Hong Kong leads global markets

GATEWAY: Hong Kong (HKG50) is the world’s fifth largest equity market and has led the recent global equity rally. It’s the gateway to China, which is now reopening its economy, supporting its gargantuan property sector, and easing up its tech sector crackdown. It traces its roots back to 1891, a century longer than mainland exchanges. This gives it a unique and confusing makeup. Two-thirds the benchmark Hang Seng index is mainland stocks, with the other third HK focused. It’s dominated by the financials (34%) and tech (30%) sectors. It’s institutionally driven at an est. 65% of turnover vs retail-led mainland markets. Its dollar linked, with HKD pegged to USD since 1983, not renminbi (CNY) denominated. Its still on an undemanding 10x P/E with a 3% dividend.

MAKE UP: The Hang Seng index is a free-float market capitalisation weighted index, made up of 73 stocks. This is confusingly divided into four stock groups (see chart). 1) Mainland stocks, whose primary listing is in Hong Kong lead. Think Tencent, Alibaba, Meituan, JD. 2) Hong Kong ordinary stocks, like HSBC, AIA, HK Exchange follow. 3) ‘H Shares’ are mainland listed stocks that also trade in HK, like China Commercial Bank, Ping An, and ICBC. 4) ‘Red-Chips’ are state owned mainland stocks also traded in HK, like China Mobile, CNOOC, and China Resources.

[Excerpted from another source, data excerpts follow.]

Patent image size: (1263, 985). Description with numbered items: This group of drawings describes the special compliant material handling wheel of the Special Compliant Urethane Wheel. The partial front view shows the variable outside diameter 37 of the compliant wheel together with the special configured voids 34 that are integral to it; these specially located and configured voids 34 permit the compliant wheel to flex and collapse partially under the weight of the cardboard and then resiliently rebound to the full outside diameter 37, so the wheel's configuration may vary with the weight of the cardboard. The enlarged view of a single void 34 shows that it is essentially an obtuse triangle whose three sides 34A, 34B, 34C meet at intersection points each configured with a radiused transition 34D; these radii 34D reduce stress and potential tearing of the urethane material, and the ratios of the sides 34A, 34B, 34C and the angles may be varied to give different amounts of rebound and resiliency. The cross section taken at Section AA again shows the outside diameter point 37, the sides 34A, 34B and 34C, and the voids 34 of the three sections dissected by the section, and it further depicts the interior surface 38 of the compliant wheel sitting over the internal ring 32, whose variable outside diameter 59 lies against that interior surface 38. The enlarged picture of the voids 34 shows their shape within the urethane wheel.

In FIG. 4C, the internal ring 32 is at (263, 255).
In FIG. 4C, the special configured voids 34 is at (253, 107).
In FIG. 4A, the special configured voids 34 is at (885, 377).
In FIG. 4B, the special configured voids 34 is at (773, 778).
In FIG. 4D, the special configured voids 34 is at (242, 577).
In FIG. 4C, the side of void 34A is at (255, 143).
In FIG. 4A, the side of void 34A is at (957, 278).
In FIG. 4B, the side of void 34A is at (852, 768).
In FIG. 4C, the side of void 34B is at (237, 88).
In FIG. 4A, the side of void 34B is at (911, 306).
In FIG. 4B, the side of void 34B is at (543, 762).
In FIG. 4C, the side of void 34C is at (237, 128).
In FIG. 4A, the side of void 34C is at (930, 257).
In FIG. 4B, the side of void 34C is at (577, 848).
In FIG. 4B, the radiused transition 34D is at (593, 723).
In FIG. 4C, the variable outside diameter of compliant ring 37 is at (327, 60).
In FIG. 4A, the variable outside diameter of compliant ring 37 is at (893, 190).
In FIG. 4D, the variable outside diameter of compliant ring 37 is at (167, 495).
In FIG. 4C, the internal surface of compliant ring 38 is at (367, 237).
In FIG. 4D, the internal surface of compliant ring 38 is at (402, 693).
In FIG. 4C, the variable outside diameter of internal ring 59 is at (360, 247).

EXPOSURE: Hang Seng is +50% from its October low, leading the Chinese equities move, and outpacing the 14% S&P 500 return. This took its fwd P/E ratio back to an undemanding 10x. Still a 10% discount to Chinese equities (MSCI China), its own 10-year average (11x), and a 35% discount to its February 2021 high 15.5x high. Earnings growth forecasts have been holding firm around 14%. Whilst the index carries a sizeable 3% dividend yield, given the big banks weight. For those looking for focused exposure, the MSCI Hong Kong (EWH) is just HK ordinary stocks.